The station is located on the western side of the village. Into the centre it is a walk of about 15 minutes. Follow Bahnhofstraße until you see the spires of the two churches.
Weingarten has a very active catholic parish community. It has become famous for a tradition on the holiday of Corpus Christi, which is unique in our region. The route of the procession is decorated with flower carpets. The priest who carries the monstrance with the sacred host, and only he, walks on them. Carefully, so the pictures are not damaged.
The carpets are made from flowers, loose petals and leaves by volunteers from the community during the night before the holiday. The pictures are designed by a local artist, there are new ones every year. The delicate works stay in the street as long as they look nice, i.e. not for long. If you want to see them, the afternoon of Corpus Christi is the time to visit.
The photos here in the tip were taken in 2003. New photos of the 2011 carpets here.
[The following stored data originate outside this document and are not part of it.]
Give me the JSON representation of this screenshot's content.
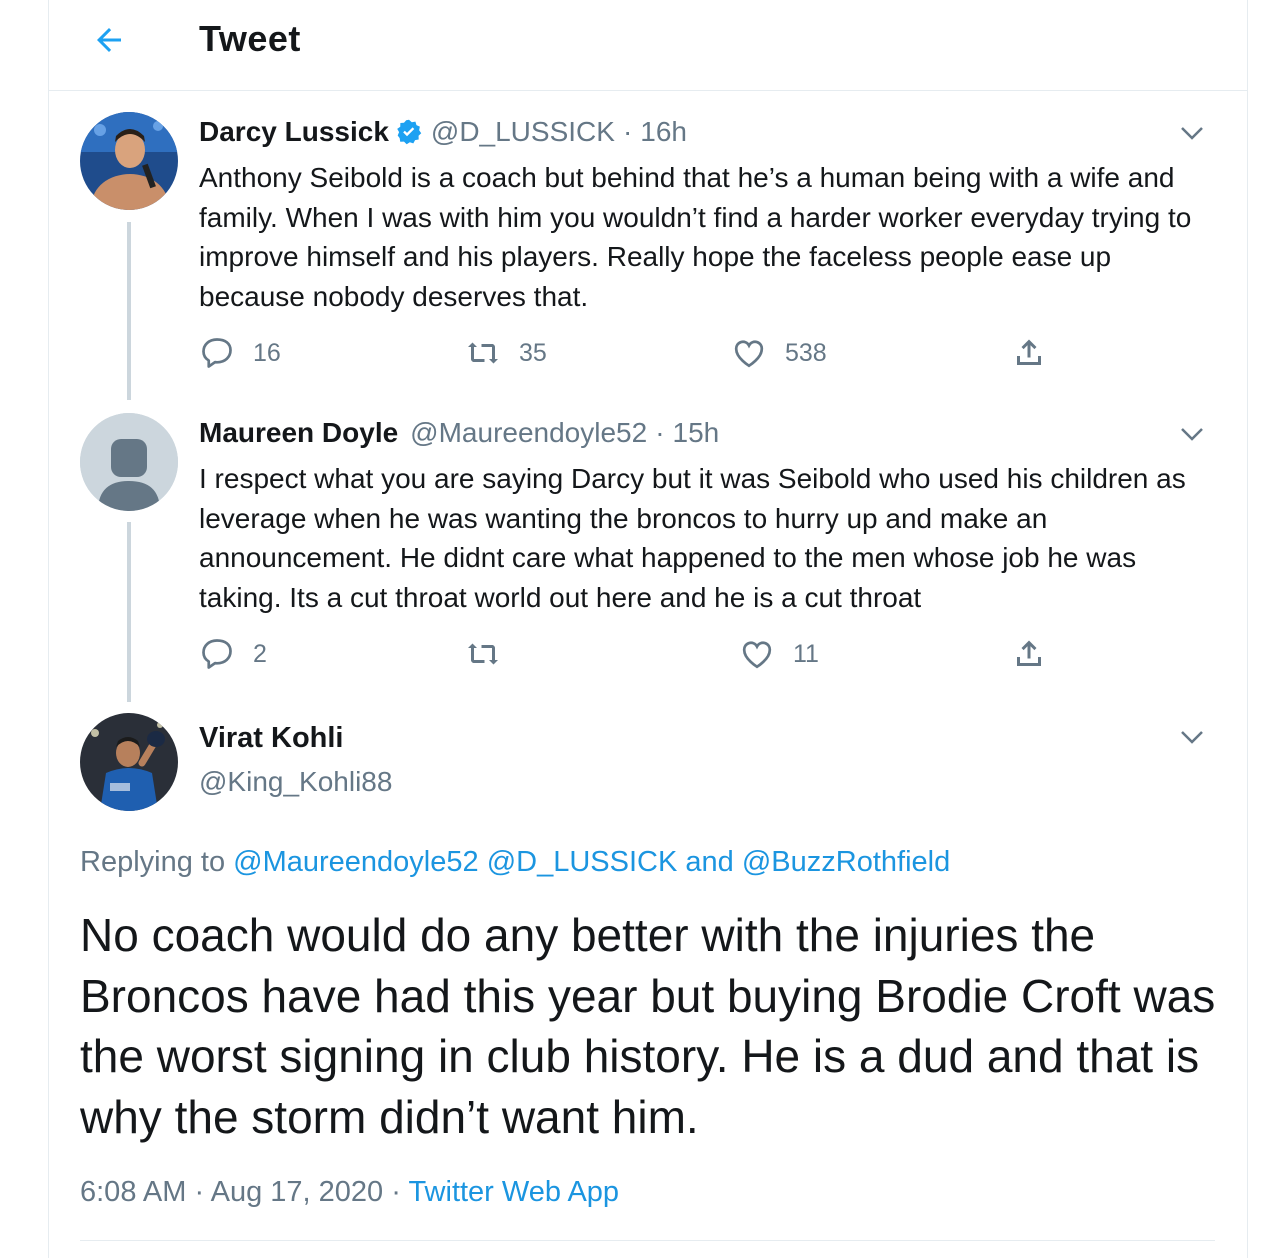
{
  "header": {
    "title": "Tweet",
    "back_icon": "arrow-left-icon"
  },
  "colors": {
    "accent": "#1da1f2",
    "link": "#1b95e0",
    "secondary": "#657786",
    "thread_line": "#ccd6dd"
  },
  "tweets": [
    {
      "name": "Darcy Lussick",
      "verified": true,
      "handle": "@D_LUSSICK",
      "separator": "·",
      "time": "16h",
      "text": "Anthony Seibold is a coach but behind that he’s a human being with a wife and family. When I was with him you wouldn’t find a harder worker everyday trying to improve himself and his players. Really hope the faceless people ease up because nobody deserves that.",
      "replies": "16",
      "retweets": "35",
      "likes": "538"
    },
    {
      "name": "Maureen Doyle",
      "verified": false,
      "handle": "@Maureendoyle52",
      "separator": "·",
      "time": "15h",
      "text": "I respect what you are saying Darcy but it was Seibold who used his children as leverage when he was wanting the broncos to hurry up and make an announcement.  He didnt care what happened to the men whose job he was taking. Its a cut throat world out here and he is a cut throat",
      "replies": "2",
      "retweets": "",
      "likes": "11"
    }
  ],
  "focused": {
    "name": "Virat Kohli",
    "handle": "@King_Kohli88",
    "replying_prefix": "Replying to",
    "replying_1": "@Maureendoyle52",
    "replying_2": "@D_LUSSICK",
    "replying_and": "and",
    "replying_3": "@BuzzRothfield",
    "text": "No coach would do any better with the injuries the Broncos have had this year but buying Brodie Croft was the worst signing in club history. He is a dud and that is why the storm didn’t want him.",
    "time": "6:08 AM",
    "date": "Aug 17, 2020",
    "separator": "·",
    "source": "Twitter Web App"
  }
}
This is, in fact, not a local tradition although it is becoming one, and even many villagers don't remember any more how young it is and where it came from. The making of flower carpets is popular in Transsylvania and was brought to Weingarten after World War II by Romanian-German refugees who settled down in the village.
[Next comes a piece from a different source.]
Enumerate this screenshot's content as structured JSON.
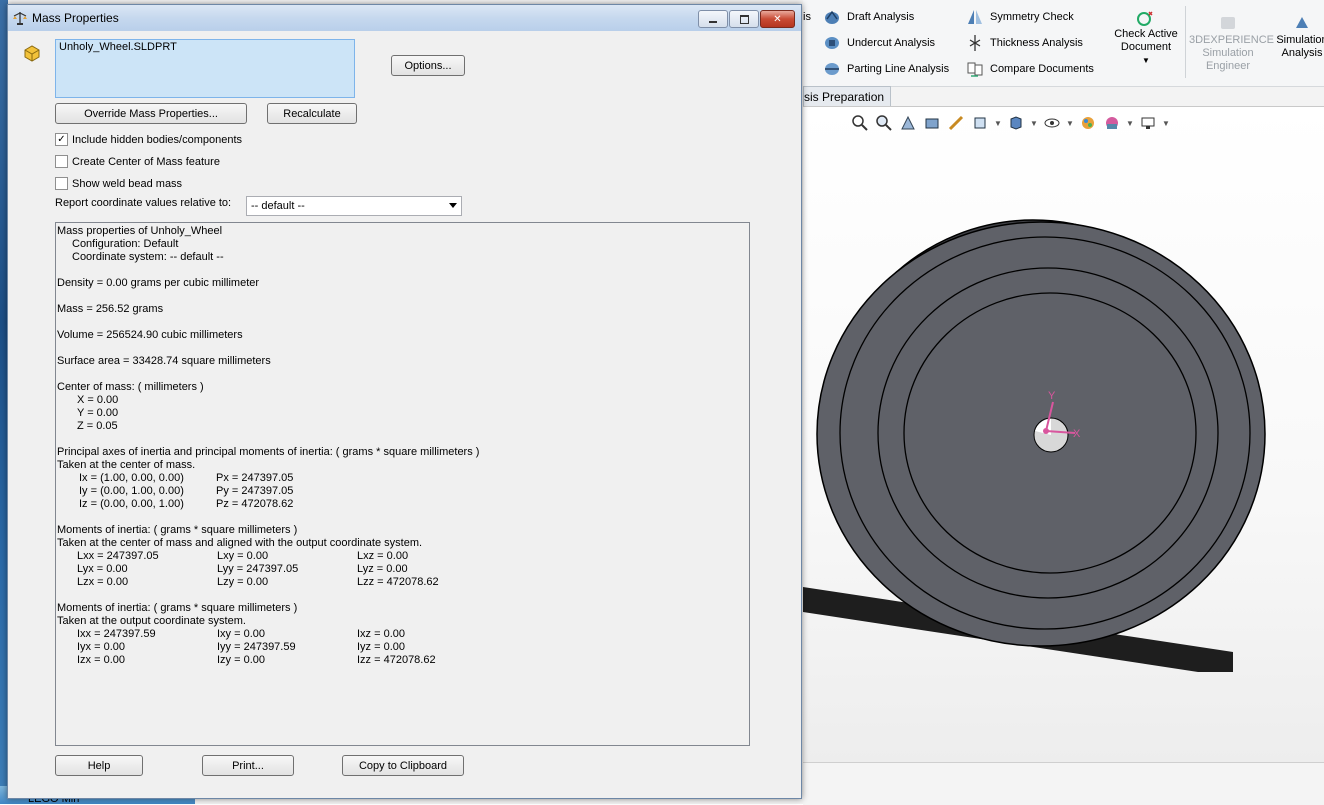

Mass begins at 9:30 in the church. After mass the procession is formed, which carries the sacred host around the church and back in; the end of the service happens again inside the church. Afterwards the community are doing the "Churchyard Hock" with food and drink, benches and tables in the square and a band playing until around 12:30-13:00. The different groups in the parish run the stalls and prepare the food. So if you want a drink or a grilled sausage/burger/Maultaschen or a fresh wafer for cheap prices, stop by, buy a coupon and get what you want - the party is open to everyone.
Some hiking trails through the vineyards and up into the forests of Katzenberg are marked. They begin at the upper end of the cemetery. A board in the parking lot (rather small, it is by the street crossing) shows a map, the trail marks that are used, and the estimated duration of the walks.
All trails lead through the vineyards first. There, an 'educational path' is marked with signboards that provide some information about grape varieties, a vintner's works, and so on. This information is very brief and basic, though, hence you don't miss much if you don't read German.
This trail is nevertheless recommended because of the views. From the hillside you are overlooking the village and the Upper Rhine plain. This should also be a nice place to watch the sunset.
On hot summer's days this will be tough, though. Vineyards are always planted on the sunniest and hottest slopes. You'll be better when your reach the forests.
Equipment: Comfortable shoes. No special equipment needed. Trails are easy to walk.